Content is king, right? You’ve heard it before. Bill Gates coined his 1996 essay on the future of the internet ‘Content is King’ He was right. But SEO has taken these words and cherished them more than any other industry.
Every year SEO gets more user experience-focused and therefore more content-focused. Don’t believe us? Only product-reviews has had as many updates since the start of 2022 as the Helpful Content Update.
So, content is more important than ever, but how do you prioritise content?
You know loads about your industry and your products or services. How do you create extensive, knowledgeable content without creating service pages that are thousands and thousands of words long? Because that would be bad content. How could anybody find information that’s useful in that haystack of text?
Topic Clusters are the answer.
One of the best ways to do this is to create topic clusters around your products or services.
Why?
Firstly, you give yourself ample opportunities to tackle more niche topics and answer very specific search queries. And secondly, you get to show users and Google alike how much of a titan of industry you are.

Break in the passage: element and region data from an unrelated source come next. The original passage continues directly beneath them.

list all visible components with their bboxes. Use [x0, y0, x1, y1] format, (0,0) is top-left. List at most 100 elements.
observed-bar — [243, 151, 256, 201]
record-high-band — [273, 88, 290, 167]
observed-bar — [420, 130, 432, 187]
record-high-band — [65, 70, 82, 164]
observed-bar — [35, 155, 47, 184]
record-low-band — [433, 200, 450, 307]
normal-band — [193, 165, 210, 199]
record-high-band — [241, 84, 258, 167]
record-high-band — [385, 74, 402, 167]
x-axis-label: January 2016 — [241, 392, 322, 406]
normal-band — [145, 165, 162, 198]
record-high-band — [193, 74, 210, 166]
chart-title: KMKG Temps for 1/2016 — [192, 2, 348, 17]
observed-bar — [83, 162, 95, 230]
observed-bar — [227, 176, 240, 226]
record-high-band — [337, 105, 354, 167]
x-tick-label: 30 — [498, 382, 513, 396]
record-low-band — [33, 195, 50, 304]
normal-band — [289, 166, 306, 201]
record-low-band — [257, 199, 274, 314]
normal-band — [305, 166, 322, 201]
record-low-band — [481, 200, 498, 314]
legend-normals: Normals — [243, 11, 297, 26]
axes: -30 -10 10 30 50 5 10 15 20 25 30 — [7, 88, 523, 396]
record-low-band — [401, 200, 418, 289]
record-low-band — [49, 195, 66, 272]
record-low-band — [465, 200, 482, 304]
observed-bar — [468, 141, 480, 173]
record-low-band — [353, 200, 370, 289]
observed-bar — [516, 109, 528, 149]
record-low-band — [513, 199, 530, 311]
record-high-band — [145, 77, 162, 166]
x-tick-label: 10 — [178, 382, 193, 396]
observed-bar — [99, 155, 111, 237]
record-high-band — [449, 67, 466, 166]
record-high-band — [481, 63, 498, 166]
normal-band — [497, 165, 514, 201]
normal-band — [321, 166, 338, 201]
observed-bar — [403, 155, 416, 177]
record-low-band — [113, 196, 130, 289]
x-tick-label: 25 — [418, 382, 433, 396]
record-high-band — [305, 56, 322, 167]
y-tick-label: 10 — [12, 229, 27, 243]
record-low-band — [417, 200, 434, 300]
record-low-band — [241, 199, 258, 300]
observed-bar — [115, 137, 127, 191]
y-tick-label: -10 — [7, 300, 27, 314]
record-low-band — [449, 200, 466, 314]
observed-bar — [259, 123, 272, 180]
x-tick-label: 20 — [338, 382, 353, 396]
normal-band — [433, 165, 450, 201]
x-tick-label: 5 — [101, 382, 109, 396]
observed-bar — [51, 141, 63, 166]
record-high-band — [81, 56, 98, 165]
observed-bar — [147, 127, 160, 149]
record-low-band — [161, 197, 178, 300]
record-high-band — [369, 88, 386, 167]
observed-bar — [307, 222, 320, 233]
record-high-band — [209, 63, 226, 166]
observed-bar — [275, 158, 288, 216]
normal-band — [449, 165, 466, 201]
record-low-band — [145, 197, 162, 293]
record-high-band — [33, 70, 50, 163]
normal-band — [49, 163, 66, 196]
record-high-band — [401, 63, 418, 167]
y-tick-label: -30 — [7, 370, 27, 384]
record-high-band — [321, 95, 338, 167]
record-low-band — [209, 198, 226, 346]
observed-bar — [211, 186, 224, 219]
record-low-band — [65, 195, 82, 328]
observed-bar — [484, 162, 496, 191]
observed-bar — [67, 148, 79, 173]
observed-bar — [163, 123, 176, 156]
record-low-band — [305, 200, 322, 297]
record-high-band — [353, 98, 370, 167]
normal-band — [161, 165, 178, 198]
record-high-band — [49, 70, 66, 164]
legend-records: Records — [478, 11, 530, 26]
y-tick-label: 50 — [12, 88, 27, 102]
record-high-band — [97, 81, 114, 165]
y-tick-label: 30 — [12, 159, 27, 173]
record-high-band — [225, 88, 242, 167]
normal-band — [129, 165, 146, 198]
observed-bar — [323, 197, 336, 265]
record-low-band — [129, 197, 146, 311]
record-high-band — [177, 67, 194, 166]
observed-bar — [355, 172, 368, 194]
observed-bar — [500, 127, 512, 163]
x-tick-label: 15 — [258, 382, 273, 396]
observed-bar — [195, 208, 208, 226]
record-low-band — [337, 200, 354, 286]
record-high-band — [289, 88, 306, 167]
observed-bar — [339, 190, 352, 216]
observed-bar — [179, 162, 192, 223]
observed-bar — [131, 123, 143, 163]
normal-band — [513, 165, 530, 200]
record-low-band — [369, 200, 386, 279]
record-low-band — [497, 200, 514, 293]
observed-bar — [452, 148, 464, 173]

Here’s what they look like.
*image courtesy of Frase
So how do you do it?
Blog posting is the most effective way to do it. That’s why businesses from software giants to teashops have blogs.
Step 1 : Choose your central theme
In most cases, you’ll want to create a topic cluster around a product or service. That’s because the centre of the cluster is the thing you want to promote.
So, the teashop may choose Jasmine Green Tea as their central theme and find their product page for this.
And this is the URL: www.theteashop.com/products/tea/jasmine-green-tea/
Step 2 : Start Researching & Answering Queries
The whole point of topic clusters is to look like an authority figure on your niche by being able to answer hundreds of queries about your product. You can’t answer all of these on a service page, so you do that on separate blog posts.
The tea shop looks at what people are searching for, what they ask about in store and template a few blog posts.
Then they’ll start writing to answer specific user queries. Examples of these may be:
Step 3 : Topic Hierarchy
By now, I’m sure you’re confident building a topic cluster around your product or service. But how does Google know which page is the centre of the cluster?
This is where link strategy comes in. Don’t worry, there’s no external linking involved here.
Google needs to follow your blog pages back to your service/product page. You’ll often see this in the text with a hyperlink, or at the bottom of the blog there may be a CTA to buy the Jasmine Green Tea that links to the product page.
All of these blog posts can link to each other, multiple times between them. But all of them link back to the Jasmine Green Tea product page. And more importantly, the product page doesn’t link to the blog pages.